The same "Doctor Who" fan then wanted to know if Cook had ever written a story that was rejected or censored. Cook confessed she wrote a Pinkie Pie story that her editors deemed "too weird," but she was still trying to push it through. She also said she doesn't read fan fiction as she doesn't want anyone claiming she stole from them.

"Some people call what Andy and I do glorified fan fiction, and its like, not if Hasbro pays for it!" Cook added as the room cracked up.

A fan asked if Cook would say yes to writing an episode of the "My Little Pony" TV show, to which she replied she would but had not been asked.
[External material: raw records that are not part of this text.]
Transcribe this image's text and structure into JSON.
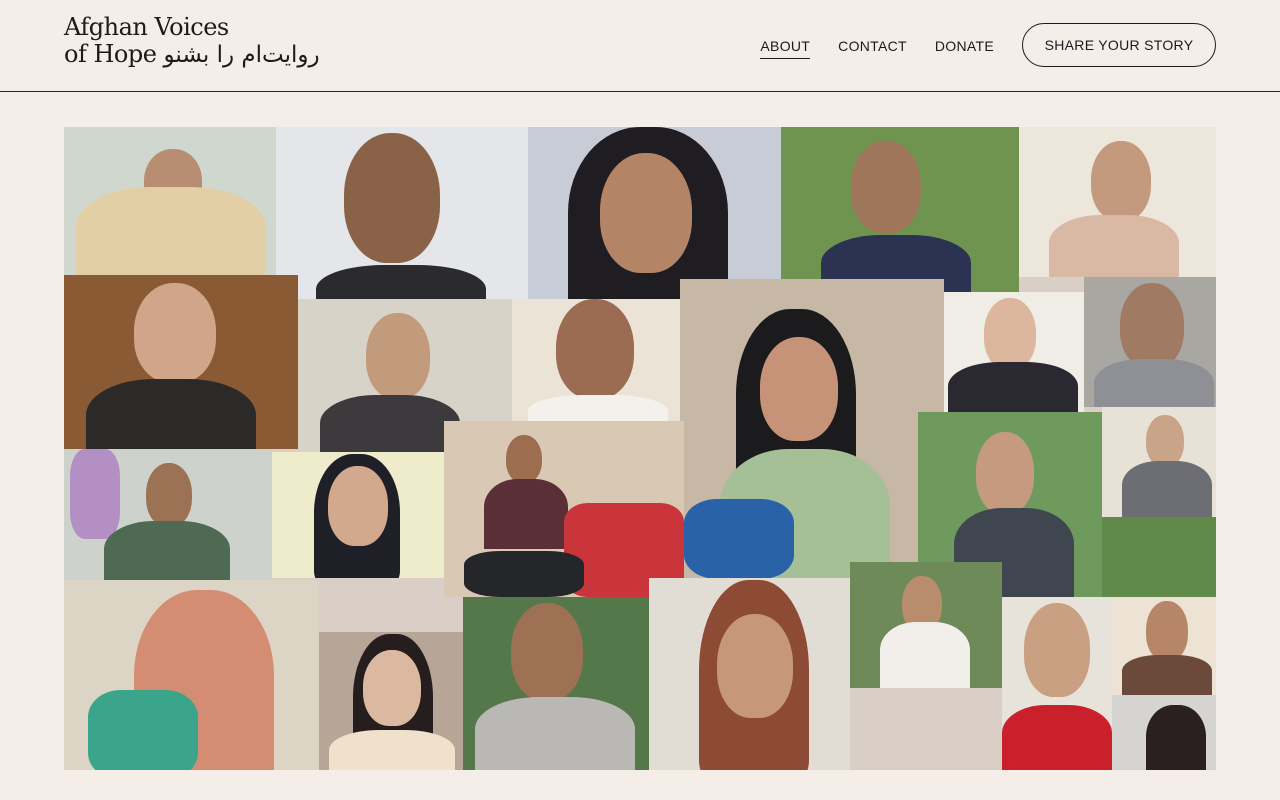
{
  "logo": {
    "line1": "Afghan Voices",
    "line2_latin": "of Hope",
    "line2_dari": "روایت‌ام را بشنو"
  },
  "nav": {
    "about": "ABOUT",
    "contact": "CONTACT",
    "donate": "DONATE",
    "cta": "SHARE YOUR STORY"
  },
  "colors": {
    "background": "#f5ede8",
    "text": "#1c1a1a"
  },
  "collage": {
    "description_count": 26
  }
}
This lead a cosplayer dressed as Ash from the "Evil Dead" series to ask Cook's opinion on the end of season three -- specifically of Twilight Sparkle's transformation into a full princess -- and what she, as a writer, would have done differently.

"I would have had it be more of a quest to the ascension; I really think the problem with that episode is that it's so short, there needs to be more lead-in to that happening, or finding clues or solving some great mystery," Cook said. "I would have made it longer and I would have made it a quest, a goal."

However, Cook named Twilight as one of her favorite princesses because she "earns it." Cook also said she knows what the keys are for but won't spoil it for fans. A women then asked Cook what else she would like to work on.

"I'd love to do an all-ages Wonder Woman title," Cook said as fans cheered. She added that she would also love to do an ensemble Marvel book with Squirrel Girl and MODOK and other unlikely team-ups. However, the major project she wanted to do but would never happen was to an all-ages comic about the Marauders from "Harry Potter."

"I want Scottie Young to draw it and I write it -- it's James Potter and Sirius and Wormtail and what they were like as students," Cook said.

Naming herself a fan of the webcomic "Girls With Slingshots," Cook admitted that she didn't read very many other comics. Cook also told the audience if she had a time machine she would go back in time to the '80s and claim to write the "Harry Potter" series. To a "Star Wars" fan Cook stated she felt that the reboot of the "Star Wars" expanded universe made sense because there was too much conflicting continuity.

"If they do that after every movie, be mad, but everybody gets one," Cook added.

Cook told an aspiring artist to draw every day, and that she draws traditionally with pen and paper rather than a computer. As for writer's block, Cook stated that she reads and watching "Toddlers And Tiaras" to take a break and come up with ideas in a different way.

"How do you feel about Equestria girls?" A teenager fan asked. Cook replied that she enjoyed the DVD, stating that because it takes place in another world, "You can pretend it doesn't exist if you don't like it."

Cook told an Adventure Time fan that she loved her first episode of that show. "My favorite character is Root Beer Guy," Cook said, adding, "But the Lemons give me nightmares!"

Cook also told the audience that if fans came to her booth in artist alley she would teach them her favorite drinking song. "I know a lot of drinking songs. It's probably not that great for an all-ages writer," Cook jokes as the room cracked up, bringing the panel to a close.